C’est d’autant plus frustrant qu’on sent d’un bout à l’autre le potentiel pour une sorte de Metroidvania avant l’heure qui aurait vraiment pu proposer quelque chose de bien plus marquant que les brouettes de jeu d’action/plateforme qui auront pullulé à sa suite sur consoles, mais qui finit par rejoindre la longue liste des expériences malheureuses des studios occidentaux dans leur quête souvent pas très motivée du game design. De quoi susciter une certaine curiosité, mais sauf à être particulièrement patient, autant dire que les disquettes auront regagné leur boîte au bout de quelques parties. Bien essayé, mais raté.

Vidéo – Cinq minutes de jeu :

NOTE FINALE : 09,5/20

Comme d'autres productions de Paragon Software (coucou The Punisher), X-Men sur PC est un assez bon exemple de concept intéressant sur le papier saboté par une exécution maladroite. En cherchant à mettre en jeu les pouvoirs des célèbres mutants pour autre chose qu'un simple beat-them-all, le titre introduit une composante aventure/réflexion qui aurait vraiment pu être rafraichissante si elle avait été mieux pensée – et mieux exécutée.
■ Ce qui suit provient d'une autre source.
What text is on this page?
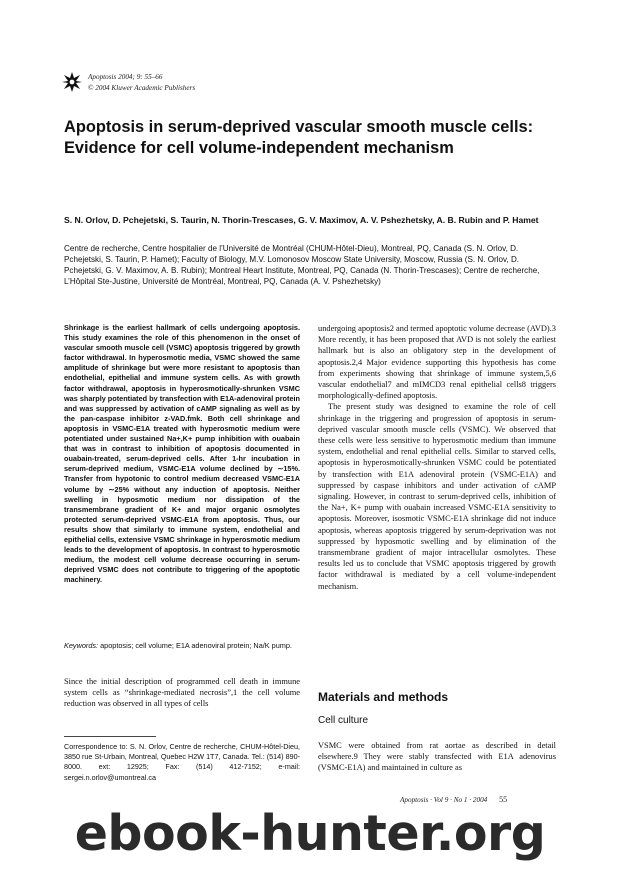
Apoptosis 2004; 9: 55–66
© 2004 Kluwer Academic Publishers
Apoptosis in serum-deprived vascular smooth muscle cells: Evidence for cell volume-independent mechanism
S. N. Orlov, D. Pchejetski, S. Taurin, N. Thorin-Trescases, G. V. Maximov, A. V. Pshezhetsky, A. B. Rubin and P. Hamet
Centre de recherche, Centre hospitalier de l’Université de Montréal (CHUM-Hôtel-Dieu), Montreal, PQ, Canada (S. N. Orlov, D. Pchejetski, S. Taurin, P. Hamet); Faculty of Biology, M.V. Lomonosov Moscow State University, Moscow, Russia (S. N. Orlov, D. Pchejetski, G. V. Maximov, A. B. Rubin); Montreal Heart Institute, Montreal, PQ, Canada (N. Thorin-Trescases); Centre de recherche, L’Hôpital Ste-Justine, Université de Montréal, Montreal, PQ, Canada (A. V. Pshezhetsky)
Shrinkage is the earliest hallmark of cells undergoing apoptosis. This study examines the role of this phenomenon in the onset of vascular smooth muscle cell (VSMC) apoptosis triggered by growth factor withdrawal. In hyperosmotic media, VSMC showed the same amplitude of shrinkage but were more resistant to apoptosis than endothelial, epithelial and immune system cells. As with growth factor withdrawal, apoptosis in hyperosmotically-shrunken VSMC was sharply potentiated by transfection with E1A-adenoviral protein and was suppressed by activation of cAMP signaling as well as by the pan-caspase inhibitor z-VAD.fmk. Both cell shrinkage and apoptosis in VSMC-E1A treated with hyperosmotic medium were potentiated under sustained Na+,K+ pump inhibition with ouabain that was in contrast to inhibition of apoptosis documented in ouabain-treated, serum-deprived cells. After 1-hr incubation in serum-deprived medium, VSMC-E1A volume declined by ∼15%. Transfer from hypotonic to control medium decreased VSMC-E1A volume by ∼25% without any induction of apoptosis. Neither swelling in hyposmotic medium nor dissipation of the transmembrane gradient of K+ and major organic osmolytes protected serum-deprived VSMC-E1A from apoptosis. Thus, our results show that similarly to immune system, endothelial and epithelial cells, extensive VSMC shrinkage in hyperosmotic medium leads to the development of apoptosis. In contrast to hyperosmotic medium, the modest cell volume decrease occurring in serum-deprived VSMC does not contribute to triggering of the apoptotic machinery.
Keywords: apoptosis; cell volume; E1A adenoviral protein; Na/K pump.
Since the initial description of programmed cell death in immune system cells as “shrinkage-mediated necrosis”,1 the cell volume reduction was observed in all types of cells
Correspondence to: S. N. Orlov, Centre de recherche, CHUM-Hôtel-Dieu, 3850 rue St-Urbain, Montreal, Quebec H2W 1T7, Canada. Tel.: (514) 890-8000. ext: 12925; Fax: (514) 412-7152; e-mail: sergei.n.orlov@umontreal.ca

undergoing apoptosis2 and termed apoptotic volume decrease (AVD).3 More recently, it has been proposed that AVD is not solely the earliest hallmark but is also an obligatory step in the development of apoptosis.2,4 Major evidence supporting this hypothesis has come from experiments showing that shrinkage of immune system,5,6 vascular endothelial7 and mIMCD3 renal epithelial cells8 triggers morphologically-defined apoptosis.

The present study was designed to examine the role of cell shrinkage in the triggering and progression of apoptosis in serum-deprived vascular smooth muscle cells (VSMC). We observed that these cells were less sensitive to hyperosmotic medium than immune system, endothelial and renal epithelial cells. Similar to starved cells, apoptosis in hyperosmotically-shrunken VSMC could be potentiated by transfection with E1A adenoviral protein (VSMC-E1A) and suppressed by caspase inhibitors and under activation of cAMP signaling. However, in contrast to serum-deprived cells, inhibition of the Na+, K+ pump with ouabain increased VSMC-E1A sensitivity to apoptosis. Moreover, isosmotic VSMC-E1A shrinkage did not induce apoptosis, whereas apoptosis triggered by serum-deprivation was not suppressed by hyposmotic swelling and by elimination of the transmembrane gradient of major intracellular osmolytes. These results led us to conclude that VSMC apoptosis triggered by growth factor withdrawal is mediated by a cell volume-independent mechanism.

Materials and methods
Cell culture
VSMC were obtained from rat aortae as described in detail elsewhere.9 They were stably transfected with E1A adenovirus (VSMC-E1A) and maintained in culture as
Apoptosis · Vol 9 · No 1 · 2004 55
ebook-hunter.org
Malheureusement, entre ses grands couloirs répétitifs, ses combats frustrants et imprécis et ses énigmes opaques lorsqu'elles ne se résument pas à trouver une clef pour ouvrir une porte, l'expérience s'évente très vite au-delà de la curiosité initiale et laisse le goût amer d'un logiciel qui aurait pu être vraiment sympathique avec un vrai game design, mais qui va juste rejoindre le magma des adaptations improbables à la Batman : The Caped Crusader. Dommage, le potentiel était là.

CE QUI A MAL VIEILLI :

– Des combats brouillons et imprécis
– Des énigmes très limitées...
– ...quand elles ne sont pas totalement insolubles
– Un level design incohérent où on peut vite se perdre

Bonus – Ce à quoi peut ressembler X-Men sur un écran cathodique :

Version Commodore 64

Développeur : Paragon Software Corporation
Éditeur : Paragon Software Corporation
Date de sortie : 1989 (Amérique du Nord)
Nombre de joueurs : 1
Langue : Anglais
Support : Disquette 5,25″
Contrôleurs : Clavier, joystick
Version testée : Version disquette américaine
Configuration minimale : RAM : 64ko

Vidéo – L’écran-titre du jeu :

Bien qu’une version Amiga de X-Men ait été prévue et promue (on peut même voir des captures d’écran au dos de la boîte des éditions publiées sur les autres machines), elle n’aura au final jamais vu le jour, et le Commodore 64 aura été l’unique ordinateur à bénéficier de son portage du jeu. Pour l’occasion, le déroulement et le contenu n’ont pas changé ; seuls quelques sacrifices au niveau de l’interface ont été opérés.

Par exemple, il n’y a plus d’écran dédié pour choisir son personnage, la sélection se fait dans une simple liste ; les objets ne sont plus visibles à l’écran mais juste indiqués par une phrase et il n’y a plus besoin de déplacer un curseur pour dire où les utiliser, etc. Globalement, cette « simplification » fait davantage de bien que de dégâts à la prise en main, et la réalisation n’étant clairement pas à des kilomètres de celle de la version PC, on pourrait même considérer tenir un portage plutôt supérieur à l’original… à un petit détail agaçant près : l’omniprésence des temps de chargement. Chaque changement d’écran, chaque changement de personnage, chaque action s’accompagne de longues secondes d’attente, et le rythme du jeu n’étant déjà pas trépidant à la base, autant dire qu’on passe beaucoup de temps à se tourner les pouces.

NOTE FINALE : 09,5/20

Bon portage n’effectuant que des adaptations minimales – mais souvent plutôt bénéfiques –, X-Men sur Commodore 64 doit hélas composer avec les lourdeurs de son hardware et morceler l’action par des temps de chargement intempestifs qui rendent rapidement l’expérience fastidieuse. Une aventure à réserver aux joueurs patients.